Say stands accused of passing along Twitter messages that compare the Islamic vision of heaven as rivers of wine and virgins to a tavern and a brothel. Say also reportedly wrote a message suggesting that a Muslim's call to prayer was delivered so rapidly that he wondered if the man wanted to get away quickly for a drink.

"I just thought it was a funny allegory and re-tweeted the message," said the composer, who has played at the New York Philharmonic and the Berlin Symphony Orchestra. "It is unbelievable that it was made into a court case."

The messages, which were no longer available online Monday, are not the first time Say has gotten into hot water with the country's Muslim authorities. According to The New York Times, the pianist has frequently criticized the pro-Islamic Justice and Development Party government over its cultural and social policies. Say also has publicly identified himself as an atheist, an unpopular position among the near-80 million population, of which 99.8 percent identify as Muslim.

Turkey has often been accused of having little tolerance for residents who do not adhere to Islam. Open Doors USA, an organization that exposes persecution and injustice committed against Christians worldwide, has ranked Turkey as number 31 on its list of top 50 countries where persecution of Christians is most severe.

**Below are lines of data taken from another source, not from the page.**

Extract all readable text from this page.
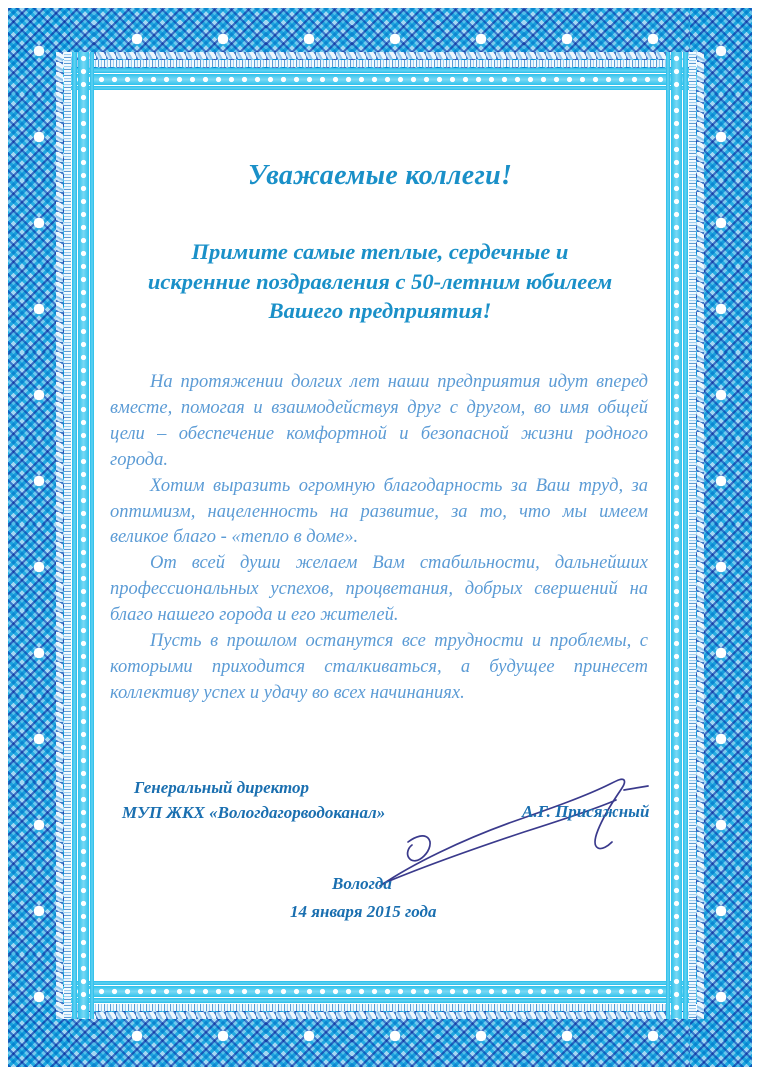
Уважаемые коллеги!
Примите самые теплые, сердечные и
искренние поздравления с 50-летним юбилеем
Вашего предприятия!

На протяжении долгих лет наши предприятия идут вперед вместе, помогая и взаимодействуя друг с другом, во имя общей цели – обеспечение комфортной и безопасной жизни родного города.

Хотим выразить огромную благодарность за Ваш труд, за оптимизм, нацеленность на развитие, за то, что мы имеем великое благо - «тепло в доме».

От всей души желаем Вам стабильности, дальнейших профессиональных успехов, процветания, добрых свершений на благо нашего города и его жителей.

Пусть в прошлом останутся все трудности и проблемы, с которыми приходится сталкиваться, а будущее принесет коллективу успех и удачу во всех начинаниях.

Генеральный директор
МУП ЖКХ «Вологдагорводоканал»	А.Г. Присяжный
Вологда
14 января 2015 года
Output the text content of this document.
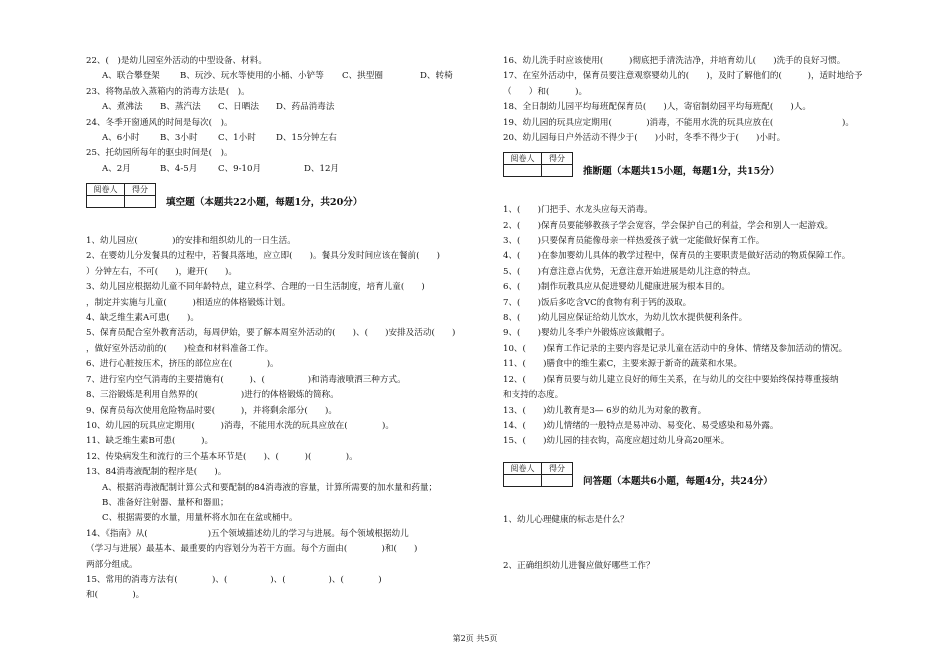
22、(　)是幼儿园室外活动的中型设备、材料。
A、联合攀登架	B、玩沙、玩水等使用的小桶、小铲等	C、拱型圈	D、转椅
23、将物品放入蒸箱内的消毒方法是(　)。
A、煮沸法	B、蒸汽法	C、日晒法	D、药品消毒法
24、冬季开窗通风的时间是每次(　)。
A、6小时	B、3小时	C、1小时	D、15分钟左右
25、托幼园所每年的驱虫时间是(　)。
A、2月	B、4-5月	C、9-10月	D、12月
阅卷人	得分

填空题（本题共22小题，每题1分，共20分）
1、幼儿园应(　　　　)的安排和组织幼儿的一日生活。
2、在婴幼儿分发餐具的过程中，若餐具落地，应立即(　　)。餐具分发时间应该在餐前(　　)
）分钟左右，不可(　　)，避开(　　)。
3、幼儿园应根据幼儿童不同年龄特点，建立科学、合理的一日生活制度，培育儿童(　　)
，制定并实施与儿童(　　　)相适应的体格锻炼计划。
4、缺乏维生素A可患(　　)。
5、保育员配合室外教育活动，每周伊始，要了解本周室外活动的(　　)、(　　)安排及活动(　　)
，做好室外活动前的(　　)检查和材料准备工作。
6、进行心脏按压术，挤压的部位应在(　　　　)。
7、进行室内空气消毒的主要措施有(　　　)、(　　　　　)和消毒液喷洒三种方式。
8、三浴锻炼是利用自然界的(　　　　　)进行的体格锻炼的简称。
9、保育员每次使用危险物品时要(　　　)，并将剩余部分(　　)。
10、幼儿园的玩具应定期用(　　　)消毒，不能用水洗的玩具应放在(　　　　)。
11、缺乏维生素B可患(　　　)。
12、传染病发生和流行的三个基本环节是(　　)、(　　　)(　　　　)。
13、84消毒液配制的程序是(　　)。
A、根据消毒液配制计算公式和要配制的84消毒液的容量，计算所需要的加水量和药量；
B、准备好注射器、量杯和器皿；
C、根据需要的水量，用量杯将水加在在盆或桶中。
14、《指南》从(　　　　　　　)五个领域描述幼儿的学习与进展。每个领域根据幼儿
（学习与进展）最基本、最重要的内容划分为若干方面。每个方面由(　　　　)和(　　)
两部分组成。
15、常用的消毒方法有(　　　　)、(　　　　　)、(　　　　　)、(　　　　)
和(　　　　)。
16、幼儿洗手时应该使用(　　　)彻底把手清洗洁净，并培育幼儿(　　)洗手的良好习惯。
17、在室外活动中，保育员要注意观察婴幼儿的(　　)，及时了解他们的(　　　)，适时地给予
（　　）和(　　　)。
18、全日制幼儿园平均每班配保育员(　　)人，寄宿制幼园平均每班配(　　)人。
19、幼儿园的玩具应定期用(　　　　)消毒，不能用水洗的玩具应放在(　　　　　　　　)。
20、幼儿园每日户外活动不得少于(　　)小时，冬季不得少于(　　)小时。
阅卷人	得分

推断题（本题共15小题，每题1分，共15分）
1、(　　)门把手、水龙头应每天消毒。
2、(　　)保育员要能够教孩子学会宽容，学会保护自己的利益，学会和别人一起游戏。
3、(　　)只要保育员能像母亲一样热爱孩子就一定能做好保育工作。
4、(　　)在参加婴幼儿具体的教学过程中，保育员的主要职责是做好活动的物质保障工作。
5、(　　)有意注意占优势，无意注意开始进展是幼儿注意的特点。
6、(　　)制作玩教具应从促进婴幼儿健康进展为根本目的。
7、(　　)饭后多吃含VC的食物有利于钙的汲取。
8、(　　)幼儿园应保证给幼儿饮水，为幼儿饮水提供便利条件。
9、(　　)婴幼儿冬季户外锻炼应该戴帽子。
10、(　　)保育工作记录的主要内容是记录儿童在活动中的身体、情绪及参加活动的情况。
11、(　　)膳食中的维生素C，主要来源于新奇的蔬菜和水果。
12、(　　)保育员要与幼儿建立良好的师生关系，在与幼儿的交往中要始终保持尊重接纳
和支持的态度。
13、(　　)幼儿教育是3— 6岁的幼儿为对象的教育。
14、(　　)幼儿情绪的一般特点是易冲动、易变化、易受感染和易外露。
15、(　　)幼儿园的挂衣钩，高度应超过幼儿身高20厘米。
阅卷人	得分

问答题（本题共6小题，每题4分，共24分）
1、幼儿心理健康的标志是什么？
2、正确组织幼儿进餐应做好哪些工作？
第2页 共5页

Earlier this year, the U.S. Commission on International Religious Freedom (USCIRF) placed Turkey on its worst religious offenders list, alongside countries such as Iran, Iraq and North Korea.

"This case, which goes against universal human rights and laws, is saddening not only when judged on its own merit but also for Turkey's image," Say added.

Turkey has targeted a number of individuals in recent times who have spoken out against the government. Last year for example, Nobel laureate writer Orhan Pamuk was fined $3,700 for telling a Swiss newspaper that Turks "have killed 30,000 Kurds and 1 million Armenians," referring to accusations of genocide.